Steve Dettelbach, a former prosecutor now in private practice in Cleveland who was friends with Obama at Harvard Law School, but is not formally associated with the campaign, says his efforts on behalf of the candidate are emblematic: The Obama campaign supplies him with material dismantling the Internet attacks; he passes it on to Jewish friends and ends up bringing some aboard.
"My predominant experience is that I go through the process of explaining it, and they become Obama supporters," he said, attributing the enthusiasm to Obama's "campaign of ideas," emulating the civil rights movement of yore.
"The soaring ideas are very important," said Dettelbach, 42. "The Jewish community looks back with nostalgia to the 1960s, civil rights, marching with Dr. [Martin Luther] King, solidification of support for Israel, and they see Obama bringing that energy back to government."
Wexler made the point in addressing the Anshei Chesed-Fairmount synagogue in suburban Cleveland, recalling that its late rabbi, Arthur Lelyveld, marched with King and suffered beatings for his civil rights activism.
"He was an extraordinary hero," Wexler said to murmurs of agreement before pivoting to Obama's campaign, describing the effects of an Obama presidency on Israel's and America's places in the world after years of what he said was a neglect of alliances by President Bush.
"When that new day of trans-Atlantic relations emerges, Israel too will be a great beneficiary," he said.
Obama's crew has had a harder time eroding black support for Clinton in the state's 11th District, where she has the support of the hugely popular Rep.

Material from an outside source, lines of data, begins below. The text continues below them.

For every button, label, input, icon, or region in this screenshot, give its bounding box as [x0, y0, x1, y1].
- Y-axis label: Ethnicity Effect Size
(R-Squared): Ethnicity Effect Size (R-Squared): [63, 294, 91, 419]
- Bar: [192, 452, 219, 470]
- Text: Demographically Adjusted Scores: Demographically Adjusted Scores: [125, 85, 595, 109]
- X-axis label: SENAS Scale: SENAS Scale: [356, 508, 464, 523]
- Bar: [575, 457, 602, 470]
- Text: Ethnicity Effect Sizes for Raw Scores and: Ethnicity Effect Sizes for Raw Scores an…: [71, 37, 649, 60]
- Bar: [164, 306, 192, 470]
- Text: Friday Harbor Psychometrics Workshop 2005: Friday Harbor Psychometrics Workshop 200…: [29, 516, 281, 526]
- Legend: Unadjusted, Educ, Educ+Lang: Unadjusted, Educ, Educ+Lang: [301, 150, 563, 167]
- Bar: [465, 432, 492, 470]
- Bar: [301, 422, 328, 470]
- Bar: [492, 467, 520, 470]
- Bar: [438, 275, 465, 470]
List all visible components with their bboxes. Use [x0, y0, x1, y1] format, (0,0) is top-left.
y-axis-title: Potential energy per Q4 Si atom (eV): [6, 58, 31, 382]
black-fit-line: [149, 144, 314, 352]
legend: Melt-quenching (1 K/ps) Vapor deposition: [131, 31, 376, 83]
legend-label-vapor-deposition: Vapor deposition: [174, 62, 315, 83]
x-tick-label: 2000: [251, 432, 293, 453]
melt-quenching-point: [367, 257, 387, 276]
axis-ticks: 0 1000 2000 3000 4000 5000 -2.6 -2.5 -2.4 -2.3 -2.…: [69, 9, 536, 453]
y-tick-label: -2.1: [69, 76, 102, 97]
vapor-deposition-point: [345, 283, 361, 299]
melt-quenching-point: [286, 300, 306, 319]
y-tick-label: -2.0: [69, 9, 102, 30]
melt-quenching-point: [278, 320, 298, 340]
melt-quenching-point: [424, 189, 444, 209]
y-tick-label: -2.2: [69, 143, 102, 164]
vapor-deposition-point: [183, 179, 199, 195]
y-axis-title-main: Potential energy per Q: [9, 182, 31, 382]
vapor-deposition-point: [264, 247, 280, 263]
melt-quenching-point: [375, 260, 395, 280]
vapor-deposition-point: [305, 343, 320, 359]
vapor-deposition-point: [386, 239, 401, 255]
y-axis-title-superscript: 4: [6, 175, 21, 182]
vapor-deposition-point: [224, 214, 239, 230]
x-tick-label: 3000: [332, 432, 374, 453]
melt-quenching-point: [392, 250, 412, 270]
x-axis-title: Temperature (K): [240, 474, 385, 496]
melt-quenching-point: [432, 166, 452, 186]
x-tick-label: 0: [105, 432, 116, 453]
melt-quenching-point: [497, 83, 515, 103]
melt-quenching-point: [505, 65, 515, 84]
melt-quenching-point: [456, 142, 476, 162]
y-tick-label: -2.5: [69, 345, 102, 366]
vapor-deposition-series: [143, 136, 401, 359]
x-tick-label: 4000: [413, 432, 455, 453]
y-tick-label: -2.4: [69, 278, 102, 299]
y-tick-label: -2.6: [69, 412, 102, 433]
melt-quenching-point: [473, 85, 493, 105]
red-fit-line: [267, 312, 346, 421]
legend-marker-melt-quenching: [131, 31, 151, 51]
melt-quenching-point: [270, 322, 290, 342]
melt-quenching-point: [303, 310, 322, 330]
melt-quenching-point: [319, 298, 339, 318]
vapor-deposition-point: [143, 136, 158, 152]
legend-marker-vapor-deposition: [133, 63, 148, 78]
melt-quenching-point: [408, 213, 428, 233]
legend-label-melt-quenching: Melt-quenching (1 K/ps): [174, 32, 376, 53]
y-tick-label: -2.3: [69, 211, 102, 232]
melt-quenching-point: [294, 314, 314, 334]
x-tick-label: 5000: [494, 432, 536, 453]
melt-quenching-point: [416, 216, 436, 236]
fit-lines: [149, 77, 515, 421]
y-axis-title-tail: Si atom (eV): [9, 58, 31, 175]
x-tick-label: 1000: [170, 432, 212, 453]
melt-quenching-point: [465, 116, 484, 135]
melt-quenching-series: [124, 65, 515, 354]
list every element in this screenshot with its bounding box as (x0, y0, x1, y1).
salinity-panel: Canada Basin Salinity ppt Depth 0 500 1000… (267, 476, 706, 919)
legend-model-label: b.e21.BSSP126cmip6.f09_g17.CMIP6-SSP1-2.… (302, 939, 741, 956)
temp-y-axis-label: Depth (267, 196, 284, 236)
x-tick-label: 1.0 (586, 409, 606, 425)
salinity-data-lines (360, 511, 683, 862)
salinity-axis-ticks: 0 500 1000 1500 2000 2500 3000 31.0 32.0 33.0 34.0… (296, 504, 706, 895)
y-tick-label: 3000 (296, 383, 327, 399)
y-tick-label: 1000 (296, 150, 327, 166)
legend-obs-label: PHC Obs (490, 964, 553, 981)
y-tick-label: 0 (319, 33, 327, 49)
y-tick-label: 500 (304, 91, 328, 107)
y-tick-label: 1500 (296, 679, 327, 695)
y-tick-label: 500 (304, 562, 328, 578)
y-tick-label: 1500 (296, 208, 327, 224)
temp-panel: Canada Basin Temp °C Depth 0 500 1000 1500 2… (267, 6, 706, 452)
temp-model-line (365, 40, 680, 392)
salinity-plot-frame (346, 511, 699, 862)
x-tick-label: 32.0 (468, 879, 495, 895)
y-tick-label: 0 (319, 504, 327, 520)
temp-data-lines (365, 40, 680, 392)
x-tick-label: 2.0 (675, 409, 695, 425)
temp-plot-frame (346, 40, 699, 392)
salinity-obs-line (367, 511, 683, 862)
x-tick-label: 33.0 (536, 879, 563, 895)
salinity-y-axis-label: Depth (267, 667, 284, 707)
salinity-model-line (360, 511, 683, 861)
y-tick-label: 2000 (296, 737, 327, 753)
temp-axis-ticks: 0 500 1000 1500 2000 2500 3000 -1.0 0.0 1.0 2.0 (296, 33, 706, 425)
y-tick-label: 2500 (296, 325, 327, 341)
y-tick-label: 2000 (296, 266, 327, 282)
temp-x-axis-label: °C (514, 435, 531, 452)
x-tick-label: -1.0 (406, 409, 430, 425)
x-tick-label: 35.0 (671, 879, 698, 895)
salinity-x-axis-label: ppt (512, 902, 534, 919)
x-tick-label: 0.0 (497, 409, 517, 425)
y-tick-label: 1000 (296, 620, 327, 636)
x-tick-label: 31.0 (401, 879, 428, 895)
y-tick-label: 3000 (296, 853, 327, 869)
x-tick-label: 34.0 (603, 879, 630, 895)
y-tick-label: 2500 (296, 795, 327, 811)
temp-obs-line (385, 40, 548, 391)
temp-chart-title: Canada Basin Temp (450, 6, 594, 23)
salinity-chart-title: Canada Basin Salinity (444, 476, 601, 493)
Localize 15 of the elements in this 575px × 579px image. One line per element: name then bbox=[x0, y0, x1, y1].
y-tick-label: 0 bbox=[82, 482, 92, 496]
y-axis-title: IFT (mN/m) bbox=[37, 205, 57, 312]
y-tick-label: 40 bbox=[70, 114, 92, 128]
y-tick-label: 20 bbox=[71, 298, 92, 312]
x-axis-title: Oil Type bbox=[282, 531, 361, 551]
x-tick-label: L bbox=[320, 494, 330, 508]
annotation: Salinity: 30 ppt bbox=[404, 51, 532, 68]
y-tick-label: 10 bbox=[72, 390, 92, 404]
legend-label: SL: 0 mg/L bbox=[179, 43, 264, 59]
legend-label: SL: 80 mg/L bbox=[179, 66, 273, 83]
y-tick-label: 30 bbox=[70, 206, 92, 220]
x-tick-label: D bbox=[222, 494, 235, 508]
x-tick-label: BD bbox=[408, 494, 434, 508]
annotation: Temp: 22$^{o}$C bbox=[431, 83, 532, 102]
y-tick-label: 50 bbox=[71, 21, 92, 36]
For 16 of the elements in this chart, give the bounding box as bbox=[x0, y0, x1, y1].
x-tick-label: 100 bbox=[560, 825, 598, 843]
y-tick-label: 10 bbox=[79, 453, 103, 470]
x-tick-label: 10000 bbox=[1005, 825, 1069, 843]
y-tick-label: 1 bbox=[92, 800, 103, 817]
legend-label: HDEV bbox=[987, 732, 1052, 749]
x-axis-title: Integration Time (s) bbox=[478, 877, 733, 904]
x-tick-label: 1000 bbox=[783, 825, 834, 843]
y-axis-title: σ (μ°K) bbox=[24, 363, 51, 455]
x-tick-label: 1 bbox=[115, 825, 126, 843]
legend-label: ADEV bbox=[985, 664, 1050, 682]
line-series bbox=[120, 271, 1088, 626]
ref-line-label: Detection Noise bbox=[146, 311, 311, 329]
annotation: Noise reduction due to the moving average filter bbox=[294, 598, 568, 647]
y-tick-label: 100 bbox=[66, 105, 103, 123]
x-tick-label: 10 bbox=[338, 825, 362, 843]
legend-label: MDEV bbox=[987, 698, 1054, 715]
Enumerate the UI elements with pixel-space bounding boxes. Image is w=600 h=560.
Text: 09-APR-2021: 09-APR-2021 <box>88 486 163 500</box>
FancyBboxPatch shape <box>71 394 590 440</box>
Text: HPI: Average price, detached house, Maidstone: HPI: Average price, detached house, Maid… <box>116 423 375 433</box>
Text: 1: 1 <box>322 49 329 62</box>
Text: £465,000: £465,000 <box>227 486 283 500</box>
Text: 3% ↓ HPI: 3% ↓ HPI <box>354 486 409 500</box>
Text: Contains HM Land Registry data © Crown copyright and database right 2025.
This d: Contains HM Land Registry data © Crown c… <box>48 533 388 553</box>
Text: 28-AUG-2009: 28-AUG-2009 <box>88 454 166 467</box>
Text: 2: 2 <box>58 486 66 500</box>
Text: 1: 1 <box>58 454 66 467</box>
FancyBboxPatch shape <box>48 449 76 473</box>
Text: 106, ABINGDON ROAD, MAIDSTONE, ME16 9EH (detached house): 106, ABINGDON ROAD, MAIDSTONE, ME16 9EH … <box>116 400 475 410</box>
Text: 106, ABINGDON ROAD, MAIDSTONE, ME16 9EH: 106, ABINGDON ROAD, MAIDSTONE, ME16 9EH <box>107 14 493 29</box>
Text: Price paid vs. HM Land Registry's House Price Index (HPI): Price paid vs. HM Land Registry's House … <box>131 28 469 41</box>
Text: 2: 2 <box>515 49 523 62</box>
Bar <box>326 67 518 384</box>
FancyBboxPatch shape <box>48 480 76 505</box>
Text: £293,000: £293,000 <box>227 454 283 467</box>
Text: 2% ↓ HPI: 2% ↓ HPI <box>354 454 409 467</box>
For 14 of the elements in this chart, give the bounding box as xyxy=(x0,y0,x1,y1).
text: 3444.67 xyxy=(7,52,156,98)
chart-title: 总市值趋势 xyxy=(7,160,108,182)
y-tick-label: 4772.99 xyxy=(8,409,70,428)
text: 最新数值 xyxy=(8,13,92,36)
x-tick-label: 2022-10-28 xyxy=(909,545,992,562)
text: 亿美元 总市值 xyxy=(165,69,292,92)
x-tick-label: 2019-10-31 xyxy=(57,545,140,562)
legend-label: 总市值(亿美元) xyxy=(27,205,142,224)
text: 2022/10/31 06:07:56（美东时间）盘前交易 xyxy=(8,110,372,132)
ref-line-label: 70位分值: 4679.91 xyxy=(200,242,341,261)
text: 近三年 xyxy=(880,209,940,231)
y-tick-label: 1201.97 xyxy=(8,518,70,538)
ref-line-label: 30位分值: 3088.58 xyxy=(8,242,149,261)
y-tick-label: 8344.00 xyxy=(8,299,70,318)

Stephanie Tubbs Jones, a black Democrat who refers to Clinton in radio ads as "my girl."
The other substantial constituency in the 11th, which straddles downtown Cleveland and its eastern suburbs, is its Jewish community.
That's what Obama delegate Gayle Horwitz, 27, and her twentysomething colleagues decided to target.
"I looked at the demographics and the exit polls, and I saw that if we did outreach, we could pick up one or two delegates," said the Georgetown Law School graduate.
Horwitz said she asks Jewish friends to forward anti-Obama emails as soon as they receive them. She then immediately blasts all the recipients in the forward string with explanatory material.
Jewish Democrats say the rapid-response tactics are having an effect.
Rob Zimmerman, a lawyer and a Shaker Heights councilman, heads the local National Jewish Democratic Council chapter and is a senior official in the local party. Zimmerman, 41, had leaned toward Clinton, but is now reconsidering simply because of the intensity of Obama's Jewish campaign and what he said was the silence from the Clinton camp.
"I've been getting emails, phone calls three to four times a day from people who have connections" to the Obama campaign, Zimmerman said in his downtown Cleveland office overlooking Lake Erie. "On the flip side there's been next to no outreach from the Clinton campaign."
In a late move, after it was clear that Obama was making a big Jewish push in the state, the Clinton campaign put together an event Feb. 25 featuring a talk by one of the New York senator's supporters, former U.S. diplomat and Middle East negotiator Martin Indyk.
Like so many other challenges now facing the Clinton campaign, the failure to match the Obama camp's moves in Ohio is a case of anticipating that her campaign would be wrapped up by the Super Tuesday primaries Feb. 5.
"We didn't think Ohio was going to be a player," said Lana Moresky, one of Clinton's top fundraisers in the state. "People are now starting to focus."
Clinton's longer record of support for Israel, her tendency to hew to pro-Israel orthodoxies and her nuts-and-bolts emphasis on issues plaguing Ohio — job creation, health care and mortgage relief — made her a natural for the Jewish community.
Along with Tubbs Jones and Gov. Ted Strickland — both popular with Ohio Jews — she had the endorsement of the state's top Jewish official, Lt. Gov. Lee Fisher. The Jewish attorney general, Marc Dann, has not endorsed a candidate.